恋のカルテ
圭人と別れたことはいつか話すとしても、佐伯先生とのことは秘密のままにするつもりでいる。
「まあさ、その彼に俺らの仕事を理解しろって方が無理なんだよ」
「そうなのかな」
「そうそう。俺が普通の会社員だったら女医なんて雲の上の存在って言うか、手が出せないって言うか。そもそも始めから選ばないけどね。彼女が自分よりハイスペックなんてプライドが許さない。……とまあ、それは男にもよるけど。君たちさ、これからも付き合っていけるの?」
「どうだろうね」
私の答えに森くんは首を捻る。
「……え、否定しないの? 怒らないの? 俺、結構酷いこと言ったよ」
「うん。だって当たってるから」
当たってる。圭人は医者になった私が遠くに感じると言っていた。私は私で圭人は圭人。何も変わらないと思っていたけど、圭人は違ってたのかな。応援してくれていると思ってたのに、心のどこかでは今の森くんが言ったみたいなことを考えてたんだろう。

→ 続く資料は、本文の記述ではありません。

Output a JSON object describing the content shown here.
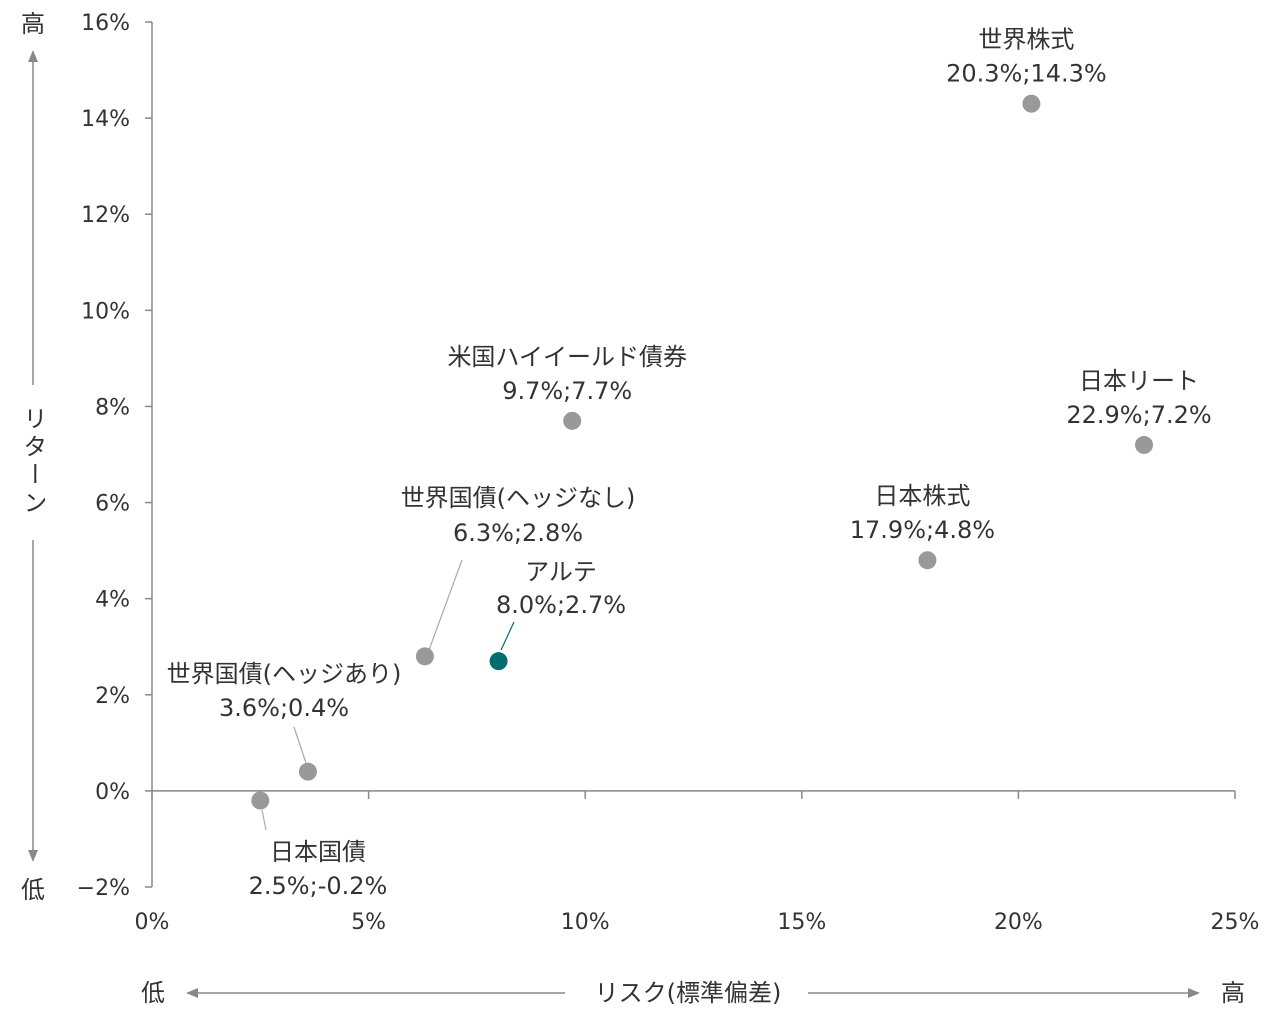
{
  "chart_data": {
    "type": "scatter",
    "title": "",
    "xlabel": "リスク(標準偏差)",
    "ylabel": "リターン",
    "x_low_label": "低",
    "x_high_label": "高",
    "y_low_label": "低",
    "y_high_label": "高",
    "xlim": [
      0,
      25
    ],
    "ylim": [
      -2,
      16
    ],
    "x_ticks": [
      0,
      5,
      10,
      15,
      20,
      25
    ],
    "x_tick_labels": [
      "0%",
      "5%",
      "10%",
      "15%",
      "20%",
      "25%"
    ],
    "y_ticks": [
      -2,
      0,
      2,
      4,
      6,
      8,
      10,
      12,
      14,
      16
    ],
    "y_tick_labels": [
      "−2%",
      "0%",
      "2%",
      "4%",
      "6%",
      "8%",
      "10%",
      "12%",
      "14%",
      "16%"
    ],
    "grid": false,
    "colors": {
      "default": "#999999",
      "highlight": "#006e6e",
      "axis": "#888888",
      "text": "#333333"
    },
    "points": [
      {
        "name": "世界株式",
        "value_label": "20.3%;14.3%",
        "x": 20.3,
        "y": 14.3,
        "highlight": false
      },
      {
        "name": "米国ハイイールド債券",
        "value_label": "9.7%;7.7%",
        "x": 9.7,
        "y": 7.7,
        "highlight": false
      },
      {
        "name": "日本リート",
        "value_label": "22.9%;7.2%",
        "x": 22.9,
        "y": 7.2,
        "highlight": false
      },
      {
        "name": "日本株式",
        "value_label": "17.9%;4.8%",
        "x": 17.9,
        "y": 4.8,
        "highlight": false
      },
      {
        "name": "世界国債(ヘッジなし)",
        "value_label": "6.3%;2.8%",
        "x": 6.3,
        "y": 2.8,
        "highlight": false
      },
      {
        "name": "アルテ",
        "value_label": "8.0%;2.7%",
        "x": 8.0,
        "y": 2.7,
        "highlight": true
      },
      {
        "name": "世界国債(ヘッジあり)",
        "value_label": "3.6%;0.4%",
        "x": 3.6,
        "y": 0.4,
        "highlight": false
      },
      {
        "name": "日本国債",
        "value_label": "2.5%;-0.2%",
        "x": 2.5,
        "y": -0.2,
        "highlight": false
      }
    ]
  }
}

こんなことになるなら、看護師にでもなればよかった。それでも実家の両親を支えることが出来て、病院のために働けた。でも、もう遅いよ。後戻りできない。
「……高原さん? どうしたの急に黙って。具合でも悪い?」
「ううん、なんでもない。ありがと、森くん」
「え……、なに? なんで?」
想像でしかないけど、多分それだ。私がフラれた理由。